Since the method for isothermal amplification of target nucleic acids such SDA, NASBA and TMA is performed at constant temperature, it dose not require a separate thermal cycling apparatus, and thus, it is easy to handle.

However, the isothermal amplification of target nucleic acids disclosed up to now have several disadvantages. The method according to SDA requires a specific region for a given restriction enzyme, so the application is limited. The transcription-based amplification methods such NASBA and TMA require the binding between polymerase promoter sequence and amplification product by primer, and this process tends to bring a non-specific amplification. Because of these disadvantages, the amplification mechanism of DNA target by transcription-based amplification method has not been established well.

Moreover, currently used amplification methods are disadvantageous in that the test sample has the possibility of being contaminated by the products of preceding amplification reaction, thereby causing a non-target specific amplification. In order to prevent this, the contamination detection methods of sample solution which employ various means and physical means for decontamination of the sample in the last step of amplification reaction or before the beginning of target nucleic acids amplification, has been studied, but most of them make amplification operation complicate.

As a method for amplifying probe which is another method for detecting nucleic acid, there is a LCR method used in the said nucleic acid amplification method.

As another method for detecting nucleic acid, there is a method for amplifying a signal, not target nucleic acid and probe.
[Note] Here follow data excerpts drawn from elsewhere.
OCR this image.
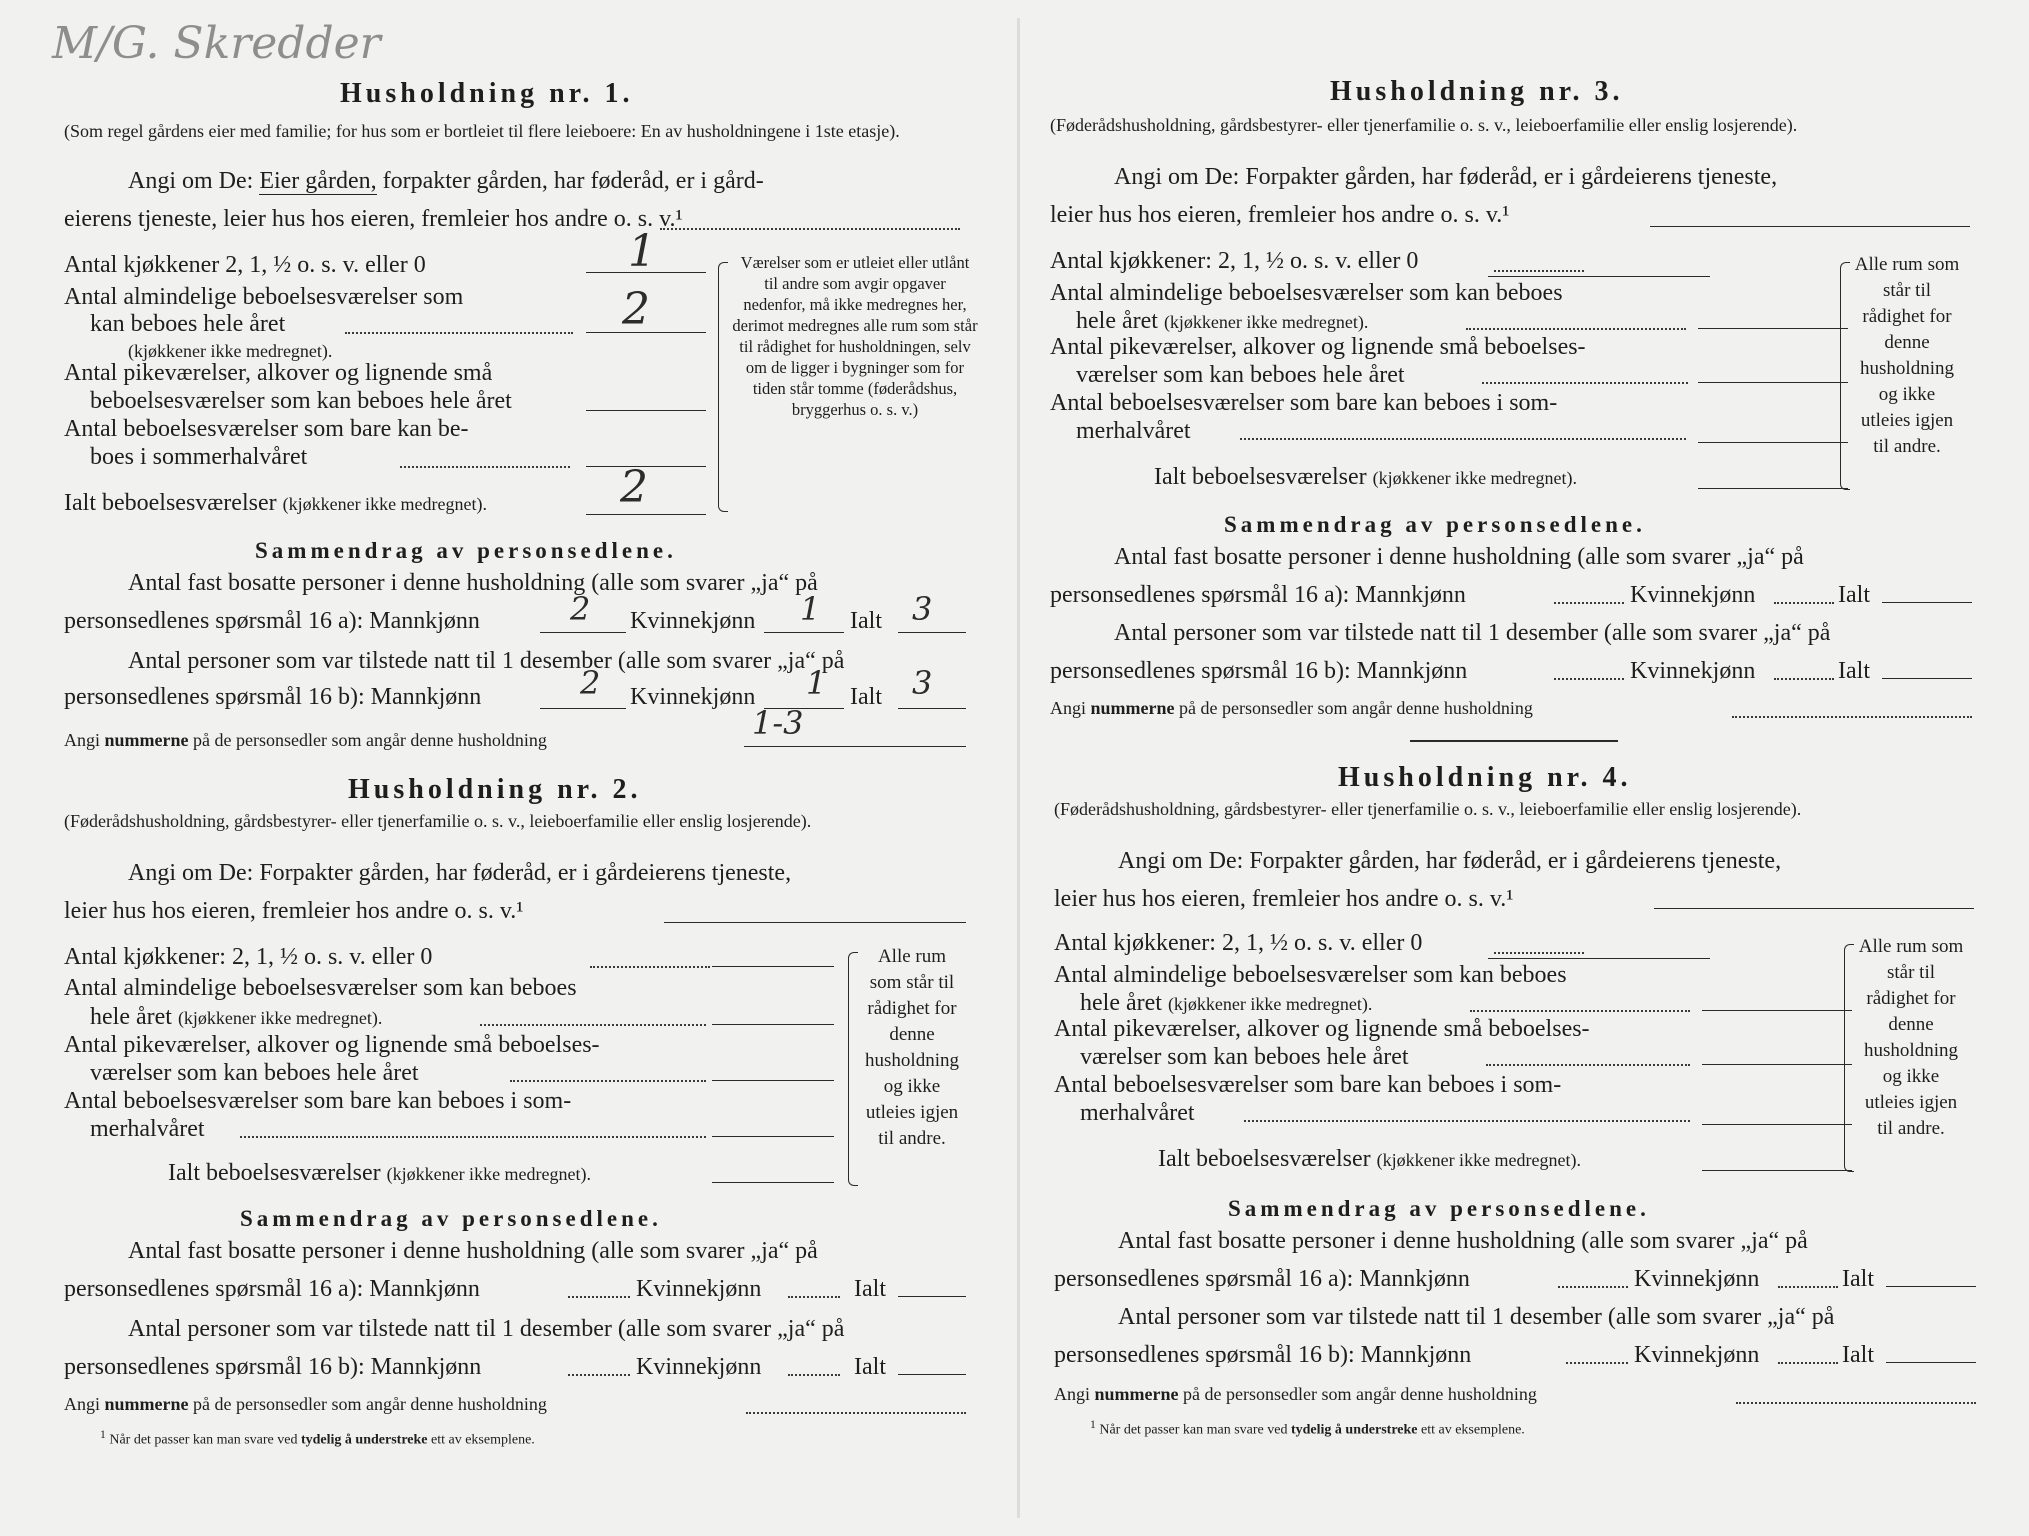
M/G. Skredder
Husholdning nr. 1.
(Som regel gårdens eier med familie; for hus som er bortleiet til flere leieboere: En av husholdningene i 1ste etasje).
Angi om De: Eier gården, forpakter gården, har føderåd, er i gård-
eierens tjeneste, leier hus hos eieren, fremleier hos andre o. s. v.¹
Antal kjøkkener 2, 1, ½ o. s. v. eller 0	1
Antal almindelige beboelsesværelser som
kan beboes hele året	2
(kjøkkener ikke medregnet).
Antal pikeværelser, alkover og lignende små
beboelsesværelser som kan beboes hele året
Antal beboelsesværelser som bare kan be-
boes i sommerhalvåret
Ialt beboelsesværelser (kjøkkener ikke medregnet).	2
Værelser som er utleiet eller utlånt til andre som avgir opgaver nedenfor, må ikke medregnes her, derimot medregnes alle rum som står til rådighet for husholdningen, selv om de ligger i bygninger som for tiden står tomme (føderådshus, bryggerhus o. s. v.)
Sammendrag av personsedlene.
Antal fast bosatte personer i denne husholdning (alle som svarer „ja“ på
personsedlenes spørsmål 16 a): Mannkjønn	2 Kvinnekjønn 1 Ialt 3
Antal personer som var tilstede natt til 1 desember (alle som svarer „ja“ på
personsedlenes spørsmål 16 b): Mannkjønn	2 Kvinnekjønn 1 Ialt 3
Angi nummerne på de personsedler som angår denne husholdning	1-3
Husholdning nr. 2.
(Føderådshusholdning, gårdsbestyrer- eller tjenerfamilie o. s. v., leieboerfamilie eller enslig losjerende).
Angi om De: Forpakter gården, har føderåd, er i gårdeierens tjeneste,
leier hus hos eieren, fremleier hos andre o. s. v.¹
Antal kjøkkener: 2, 1, ½ o. s. v. eller 0
Antal almindelige beboelsesværelser som kan beboes
hele året (kjøkkener ikke medregnet).
Antal pikeværelser, alkover og lignende små beboelses-
værelser som kan beboes hele året
Antal beboelsesværelser som bare kan beboes i som-
merhalvåret
Ialt beboelsesværelser (kjøkkener ikke medregnet).
Alle rum som står til rådighet for denne husholdning og ikke utleies igjen til andre.
Sammendrag av personsedlene.
Antal fast bosatte personer i denne husholdning (alle som svarer „ja“ på
personsedlenes spørsmål 16 a): Mannkjønn	Kvinnekjønn	Ialt
Antal personer som var tilstede natt til 1 desember (alle som svarer „ja“ på
personsedlenes spørsmål 16 b): Mannkjønn	Kvinnekjønn	Ialt
Angi nummerne på de personsedler som angår denne husholdning
$^1$ Når det passer kan man svare ved tydelig å understreke ett av eksemplene.
Husholdning nr. 3.
(Føderådshusholdning, gårdsbestyrer- eller tjenerfamilie o. s. v., leieboerfamilie eller enslig losjerende).
Angi om De: Forpakter gården, har føderåd, er i gårdeierens tjeneste,
leier hus hos eieren, fremleier hos andre o. s. v.¹
Antal kjøkkener: 2, 1, ½ o. s. v. eller 0
Antal almindelige beboelsesværelser som kan beboes
hele året (kjøkkener ikke medregnet).
Antal pikeværelser, alkover og lignende små beboelses-
værelser som kan beboes hele året
Antal beboelsesværelser som bare kan beboes i som-
merhalvåret
Ialt beboelsesværelser (kjøkkener ikke medregnet).
Alle rum som står til rådighet for denne husholdning og ikke utleies igjen til andre.
Sammendrag av personsedlene.
Antal fast bosatte personer i denne husholdning (alle som svarer „ja“ på
personsedlenes spørsmål 16 a): Mannkjønn	Kvinnekjønn	Ialt
Antal personer som var tilstede natt til 1 desember (alle som svarer „ja“ på
personsedlenes spørsmål 16 b): Mannkjønn	Kvinnekjønn	Ialt
Angi nummerne på de personsedler som angår denne husholdning
Husholdning nr. 4.
(Føderådshusholdning, gårdsbestyrer- eller tjenerfamilie o. s. v., leieboerfamilie eller enslig losjerende).
Angi om De: Forpakter gården, har føderåd, er i gårdeierens tjeneste,
leier hus hos eieren, fremleier hos andre o. s. v.¹
Antal kjøkkener: 2, 1, ½ o. s. v. eller 0
Antal almindelige beboelsesværelser som kan beboes
hele året (kjøkkener ikke medregnet).
Antal pikeværelser, alkover og lignende små beboelses-
værelser som kan beboes hele året
Antal beboelsesværelser som bare kan beboes i som-
merhalvåret
Ialt beboelsesværelser (kjøkkener ikke medregnet).
Alle rum som står til rådighet for denne husholdning og ikke utleies igjen til andre.
Sammendrag av personsedlene.
Antal fast bosatte personer i denne husholdning (alle som svarer „ja“ på
personsedlenes spørsmål 16 a): Mannkjønn	Kvinnekjønn	Ialt
Antal personer som var tilstede natt til 1 desember (alle som svarer „ja“ på
personsedlenes spørsmål 16 b): Mannkjønn	Kvinnekjønn	Ialt
Angi nummerne på de personsedler som angår denne husholdning
$^1$ Når det passer kan man svare ved tydelig å understreke ett av eksemplene.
Among these methods, there is an amplification method using four sets of probes to capture target nucleic acid (Ross et al., J. Virol. Method., 101:159, 2002). The hybrid capture method using signal amplification has sensitiveness worth being compared with methods for directly detecting and amplifying target nucleic acid, and uses an antibody and chemical luminous material for signal detection (Van Der Pol et al., J. Clinical Microbiol., 40:3564, 2002; Nelson et al., Nucleic Acids Research, 24:4998, 1996).